After looking at snow blowers for almost year and agonizing over the decision I purchased a Simplicity Pro 1628E at the beginning of this season and in a word, it’s FANTASTIC. I thought I’d share my impressions with others out there doing the same thing.
To give a little background, the Simplicity replaced an old 70’s era 8 hp Ariens. The Ariens was a good machine, but it was tired and really couldn’t throw snow the way I need it to. I clear a driveway that is about 100ft long and is double wide at the top where there is a house on one side and a shed on the other. This led to throwing and re-throwing snow with the old Ariens to get the snow off the driveway. Clearing my driveway with this machine could take as much as 2 hours. It was time for a new machine. Enter the Simplicity P1628E.
The Engine - The engine is a 342cc Briggs and Stratton OHV rated at 15.5 ft-pounds of torque. For those who prefer HP, before switching to torque the engine on this machine was advertised as 11.5 hp. It has electric start, which I used once to ensure that it worked. Otherwise it has been a 1 pull start.
Throw distance – While I don’t think it throws snow quite as far as a Honda, the machine throws the snow much further than I need. At the top of the driveway I throw the snow over cars and well off the driveway. No more re-throwing the snow. I used to start from the middle of the driveway and work my way out while always throwing to the right. Now I find that I am better off starting on one side of the driveway and working my way to the other side while always throwing the snow to my front yard to avoid putting it in my neighbor’s driveway. (A great problem to have.) I could use the remote deflector as well, but what fun is that?
Power boost – As others have pointed out, this is basically a variable diameter pulley on the engine side. As the load increases the pulley diameter is decreased, through the use of a spring, changing the pulley ratio and giving more power to the impeller. Is it effective? To be honest I don’t know. I know that for most snowfalls this year I went down the driveway and straight through the EOD without slowing down. Perhaps the Power Boost comes into play here, but it may just be the size of the engine as well. All I know is that it is not easy to choke this thing.
Easy turn – This is a feature I would not want to do without again. The automatic differential on the new Ariens is nice, but I used one and found that when going over an uneven area (frozen snow under freshly fallen snow) the machine wanted to drive itself and it took some muscling to keep the machine going straight. With Easy turn, both wheels are locked and drive forward at the same speed so keeping the machine tracking straight is no problem. When it is time to turn, simply squeeze the trigger to unlock the right wheel. As others have stated, this does make it much easier to turn to the right than to the left but it is not true that it is hard to turn to the left. Sure it takes more effort than turning right, but by no means is it difficult. I muscled a solid axle through turns for nine years, and I have to say, I love Easy turn.

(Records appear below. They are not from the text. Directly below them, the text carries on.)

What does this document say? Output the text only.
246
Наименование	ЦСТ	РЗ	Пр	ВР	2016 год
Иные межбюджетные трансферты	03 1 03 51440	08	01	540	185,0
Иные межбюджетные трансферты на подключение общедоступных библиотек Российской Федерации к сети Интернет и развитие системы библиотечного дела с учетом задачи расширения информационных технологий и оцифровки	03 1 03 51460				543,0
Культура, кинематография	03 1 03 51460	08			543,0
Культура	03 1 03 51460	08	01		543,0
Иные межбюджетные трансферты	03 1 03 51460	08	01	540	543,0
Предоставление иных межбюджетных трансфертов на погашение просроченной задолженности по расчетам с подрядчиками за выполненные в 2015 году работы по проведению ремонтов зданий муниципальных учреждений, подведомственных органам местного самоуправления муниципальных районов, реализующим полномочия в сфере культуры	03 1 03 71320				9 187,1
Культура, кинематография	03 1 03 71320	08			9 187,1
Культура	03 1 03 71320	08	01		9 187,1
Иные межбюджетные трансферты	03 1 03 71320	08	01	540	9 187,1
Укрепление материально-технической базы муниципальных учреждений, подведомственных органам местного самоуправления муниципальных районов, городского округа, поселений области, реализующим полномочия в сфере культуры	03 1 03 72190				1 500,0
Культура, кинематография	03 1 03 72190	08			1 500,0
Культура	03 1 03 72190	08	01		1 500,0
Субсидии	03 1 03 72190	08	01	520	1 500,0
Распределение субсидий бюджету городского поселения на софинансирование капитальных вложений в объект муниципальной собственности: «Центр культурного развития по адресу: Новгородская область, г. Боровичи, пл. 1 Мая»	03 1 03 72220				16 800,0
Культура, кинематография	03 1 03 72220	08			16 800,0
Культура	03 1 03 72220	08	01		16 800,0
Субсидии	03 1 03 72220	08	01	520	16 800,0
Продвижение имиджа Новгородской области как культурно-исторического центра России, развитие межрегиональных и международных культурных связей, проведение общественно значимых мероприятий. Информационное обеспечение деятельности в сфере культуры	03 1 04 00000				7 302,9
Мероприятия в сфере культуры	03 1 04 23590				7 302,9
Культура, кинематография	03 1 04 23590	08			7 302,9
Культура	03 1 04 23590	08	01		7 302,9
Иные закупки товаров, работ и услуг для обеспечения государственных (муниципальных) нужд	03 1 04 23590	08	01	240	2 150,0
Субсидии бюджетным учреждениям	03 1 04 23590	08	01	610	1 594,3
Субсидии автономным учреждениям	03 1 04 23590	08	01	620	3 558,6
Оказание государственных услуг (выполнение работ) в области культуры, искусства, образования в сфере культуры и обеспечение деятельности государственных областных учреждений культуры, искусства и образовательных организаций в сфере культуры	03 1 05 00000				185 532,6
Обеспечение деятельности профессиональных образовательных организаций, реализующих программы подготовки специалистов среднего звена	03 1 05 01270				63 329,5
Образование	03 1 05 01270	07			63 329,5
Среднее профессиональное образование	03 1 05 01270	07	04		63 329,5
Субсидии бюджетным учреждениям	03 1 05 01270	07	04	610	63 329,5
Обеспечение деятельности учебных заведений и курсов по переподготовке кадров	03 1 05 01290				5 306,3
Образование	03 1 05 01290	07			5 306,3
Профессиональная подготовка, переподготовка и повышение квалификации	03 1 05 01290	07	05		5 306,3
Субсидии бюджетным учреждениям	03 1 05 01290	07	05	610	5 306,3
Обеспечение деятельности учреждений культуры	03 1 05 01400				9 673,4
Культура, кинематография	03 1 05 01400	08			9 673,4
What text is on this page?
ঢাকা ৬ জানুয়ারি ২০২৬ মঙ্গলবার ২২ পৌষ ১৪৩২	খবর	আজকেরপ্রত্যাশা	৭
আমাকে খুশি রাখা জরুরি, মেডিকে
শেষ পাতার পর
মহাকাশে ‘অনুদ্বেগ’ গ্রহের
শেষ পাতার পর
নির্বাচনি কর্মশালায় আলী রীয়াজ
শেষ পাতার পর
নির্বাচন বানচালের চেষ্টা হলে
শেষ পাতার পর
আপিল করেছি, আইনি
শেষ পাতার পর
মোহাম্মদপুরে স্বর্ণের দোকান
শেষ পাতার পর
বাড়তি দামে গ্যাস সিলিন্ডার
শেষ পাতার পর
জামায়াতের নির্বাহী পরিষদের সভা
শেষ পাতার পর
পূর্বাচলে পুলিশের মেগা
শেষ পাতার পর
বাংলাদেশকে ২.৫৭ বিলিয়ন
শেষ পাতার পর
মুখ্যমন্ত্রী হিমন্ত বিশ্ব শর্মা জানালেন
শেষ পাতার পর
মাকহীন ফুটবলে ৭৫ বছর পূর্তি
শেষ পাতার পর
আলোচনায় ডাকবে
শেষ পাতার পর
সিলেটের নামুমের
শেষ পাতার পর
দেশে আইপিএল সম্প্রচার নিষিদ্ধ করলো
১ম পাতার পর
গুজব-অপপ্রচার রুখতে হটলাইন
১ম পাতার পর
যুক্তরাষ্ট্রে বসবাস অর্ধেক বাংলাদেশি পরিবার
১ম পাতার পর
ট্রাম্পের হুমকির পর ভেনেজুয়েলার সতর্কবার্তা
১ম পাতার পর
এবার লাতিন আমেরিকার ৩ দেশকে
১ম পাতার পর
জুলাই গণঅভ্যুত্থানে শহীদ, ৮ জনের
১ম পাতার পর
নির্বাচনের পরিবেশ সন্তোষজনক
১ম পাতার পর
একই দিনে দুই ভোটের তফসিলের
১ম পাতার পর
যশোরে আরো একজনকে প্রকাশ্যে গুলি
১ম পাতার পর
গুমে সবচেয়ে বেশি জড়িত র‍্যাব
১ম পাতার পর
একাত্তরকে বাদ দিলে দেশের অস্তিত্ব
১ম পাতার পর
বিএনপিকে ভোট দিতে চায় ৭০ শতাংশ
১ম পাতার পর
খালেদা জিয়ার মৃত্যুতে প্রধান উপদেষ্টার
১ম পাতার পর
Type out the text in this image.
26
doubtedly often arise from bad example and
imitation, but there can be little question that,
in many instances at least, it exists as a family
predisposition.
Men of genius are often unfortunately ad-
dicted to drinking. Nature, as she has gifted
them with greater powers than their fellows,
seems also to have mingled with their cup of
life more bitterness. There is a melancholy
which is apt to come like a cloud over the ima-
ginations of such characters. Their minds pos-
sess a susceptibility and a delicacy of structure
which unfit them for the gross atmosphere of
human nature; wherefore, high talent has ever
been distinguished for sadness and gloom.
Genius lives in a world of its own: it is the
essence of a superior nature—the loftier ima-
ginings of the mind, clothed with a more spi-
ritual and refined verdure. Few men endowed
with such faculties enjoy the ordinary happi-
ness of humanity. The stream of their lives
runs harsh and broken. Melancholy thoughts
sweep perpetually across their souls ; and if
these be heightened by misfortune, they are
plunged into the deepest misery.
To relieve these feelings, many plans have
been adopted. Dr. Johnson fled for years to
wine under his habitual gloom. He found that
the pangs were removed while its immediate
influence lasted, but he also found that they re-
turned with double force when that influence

Electric chute – I was very apprehensive about going with the electric chute. The first time I used it, it would get stuck if I moved it too far to its hard stop. I was afraid that my initial feeling to avoid that feature was accurate. Fortunately, I made a simple adjustment to the motor and haven’t had a problem with it since. I have come to love this feature. It took some getting used to, but now, I hit the end of driveway, squeeze the Easy turn and rotate the chute all in one motion and without stopping I am on my way back up the driveway.
Hand warmers – I didn’t think I needed this feature either. In general a nice pair of gloves works fine, however, when my good pair is wet and I grab another I do find myself turning the heating on and it does work well. The available settings are high, low and off.
Overall performance - I am in NH where we had a decent amount of snowfall this year. We saw 1 foot + accumulations of light fluffy snow, 9 inches of the wet heavy stuff, a couple inches of slush as well as a layer of slush with the wet heavy stuff on top. Unfortunately, there were no 2 foot accumulations to test the machine with this year.
The good -The Simplicity handled all of the different snow types in stride. With slush, I was able to plug the chute, but I never had to stop to clear it. I just pushed on and once enough slush was pulled into the machine it would blow out. What I really love about this machine is how easy (physically) it is to use. I am used to having to muscle my old machine around. With this machine I just walk behind it pulling levers, pushing buttons and squeezing triggers. It is truly a pleasure to use. A storm that used to take me 2 hours to clean up with my old machine I can have done inside of an hour with the Simplicity and without any of the “day after” aches that come from wrestling with a machine.
The bad – I do have one complaint. When throwing fluffy snow to the right, I have found, as others have, that some of the snow is tossed straight up and does not hit the chute. This leads to a spray of snow and well, if it’s windy, you know where that snow is going. I think a snow cab would be a good addition.
Overall I think the Simplicity is a well designed, well built machine that I enjoy using and will for many years to come. If not for the spraying snow issue, I wouldn’t be able to find anything that I don’t like about this machine.
In the words of Forrest Gump, “And that’s all I have to say about that.”.
Date Purchased: 09/2008
Price Paid: $1949
Overall ease of use - Easy turn, power chute, large powerful engine.
The spray of snow when the snow is light and fluffy and the chute is turned to the right.